U.S. House Minority Whip Steny Hoyer, (D-MD) speaks at a press conference in the King David Hotel in Jerusalem, on August 10, 2011
Back in May, Congress lavished 29 standing ovations on Prime Minister Benjamin Netanyahu in a resounding demonstration of solidarity just days after a very public clash between the Israeli leader and President Obama.
There's been a follow-up act this month: a record delegation of 81 US representatives to Israel. The virtual airlift of more than a fifth of the House, funded by affiliates of America's powerful Israeli lobby, is seen as a circling of the wagons just weeks before an expected Palestinian statehood vote at the United Nations.
With Israel facing the potential of increased isolation from the UN move, the congressional show of force sends a clear message to the White House to stand by the Jewish state. It also sends a warning to Palestinian officials that Congress will cut off hundreds of millions in annual aid if they follow through with plans for a unilateral declaration of statehood backed by the UN, analysts say.
"It's like coming here on the eve of the  Six-Day War. Israel is isolated and under diplomatic threat," says Akiva Eldar, a diplomatic columnist for the liberal Haaretz daily newspaper. "[Netanyahu] wants to send a clear message: 'Don't mess around with me. Congress is with me on both sides of the aisle.' "
The visit is funded as an educational trip by the American Israel Education Foundation - a group affiliated with the American Israel Public Affairs Committee (AIPAC).
While such visits are routine, the unusual size of this year's delegation reflects several factors ranging from the UN vote and rising criticism of White House policy toward Israel, to the bumper crop of freshman representatives who don't have to spend the summer campaigning for reelection. AIPAC wants to use the visit to make the case to newcomers for continued US foreign aid of about $3 billion at a time of fiscal austerity.
"The question isn't so much going away with a different attitude, it's going away with more information," says David Kreizelman, who heads AIPAC's office in Israel. "They have to go back to their constituents who are saying, 'We want [government help] and you are voting to give money to Israel.' "
AIPAC has arranged meetings with Israeli politicians ranging from Netanyahu to opposition leader Tzipi Livni to parliament members who are die-hard supporters of the Jewish settlers in the West Bank. Like many foreign dignitaries, representatives visit the Yad Vashem Holocaust Memorial, are hosted at residence of President Shimon Peres, and are bused to southern Israeli towns.

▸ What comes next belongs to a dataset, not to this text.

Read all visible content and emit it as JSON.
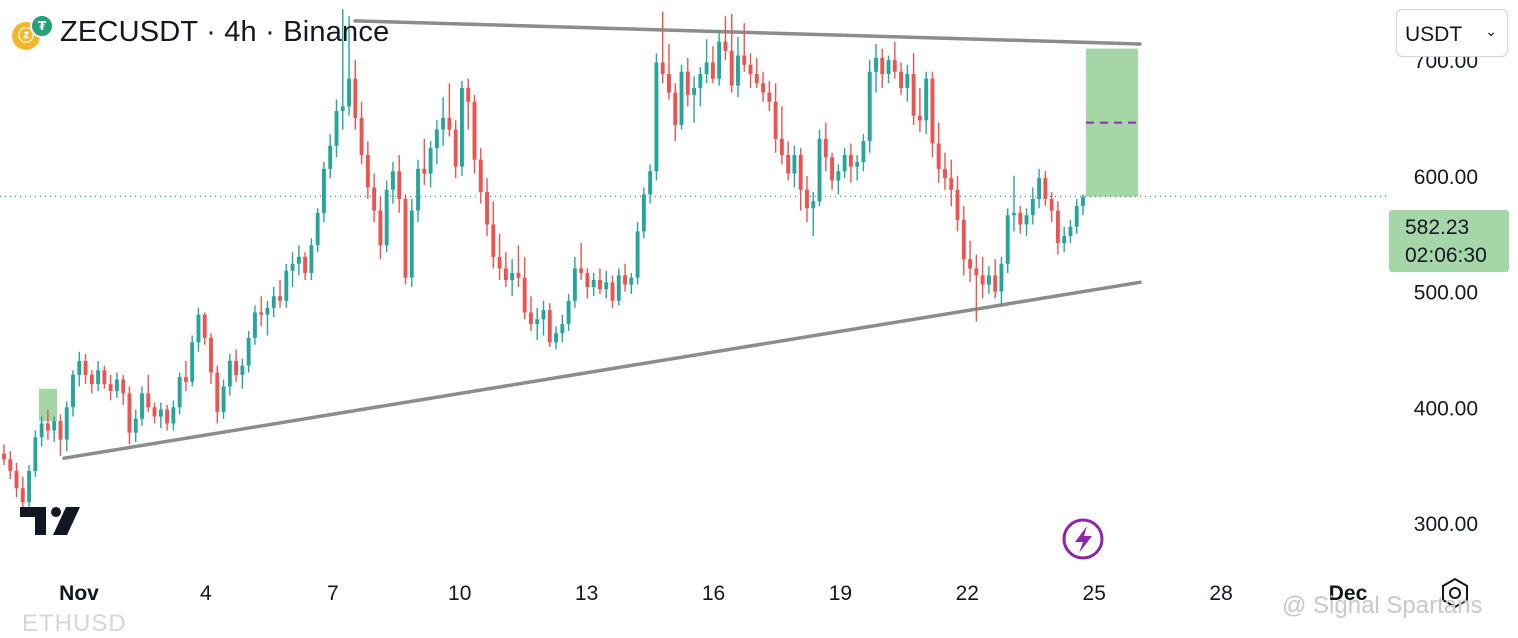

They also paid visits to Palestinian leaders in Ramallah to hear their perspective. But during those conversations, US congressmen have been making it clear that the Palestinian Authority is jeopardizing donor support from the US with its UN statehood initiative.
"We've given a clear communication to Prime Minister [Salam] Fayyed that we thought that it's a step back ... and is not helpful," says Rep. Tom Price, a fourth-term Republican from Atlanta who spoke by phone en route from the Sea of Galilee to the Israeli-Lebanon border. "There is great sentiment for not continuing the aid, because the vote is so destructive to formulating a bilateral agreement on a peace."
Palestinian leaders say the congressional support of Israel reflects a bias that has hurt US efforts to mediate the negotiation process. They were outraged in May by the standing ovations Netanyahu received. Despite that the congressmen got a hearing with top leaders.
Successive American congresses have always been supportive of Israel. This is a fact of life that we are trying to deal with," says Ghassan Khatib, a spokesman for the Palestinian government. "Palestinians are always motivated to explain their views to visiting delegations, especially American ones."
House Majority Leader Eric Cantor (R) of Virginia and House Minority Whip Steny Hoyer (D) of Maryland have led two separate waves of representatives, largely split along party lines. A large portion of the participants were freshman Republicans who have never visited the region.
The number of visiting lawmakers is at least double that of similar contingents in the 1990s. Over the years, Israel has become an increasingly frequent stop on the campaign trail for presidential candidates and politicians with hopes of gaining nationwide prominence.
In the special election to replace Rep. Anthony Weiner (D) of New York, Republican candidate Bob Turner has turned pro-Israel credentials into a campaign issue. Republican house members are also paying attention to former Fox News anchor Glenn Beck, who spearheaded a pro-Israel solidarity rally of thousands of US tourists at the foot of Jerusalem's Temple Mount on Wednesday.
"They can't help but notice that this is on Glenn Beck's radar," says Lenny Ben David, a former head of the AIPAC office in Jerusalem and a former Israeli diplomat. The size of the delegation "may reflect that it's a campaign issue. The race to replace Anthony Weiner is of interest in both parties."
Shmuel Rosner, a fellow at the Jewish People Policy Institute, says congressional support is especially crucial given rocky relations between the Netanyahu and Obama governments. "Since Israel and the American administration are suspicious of one another, and has a lot of tension, Congress is the institution on which Israel will rely."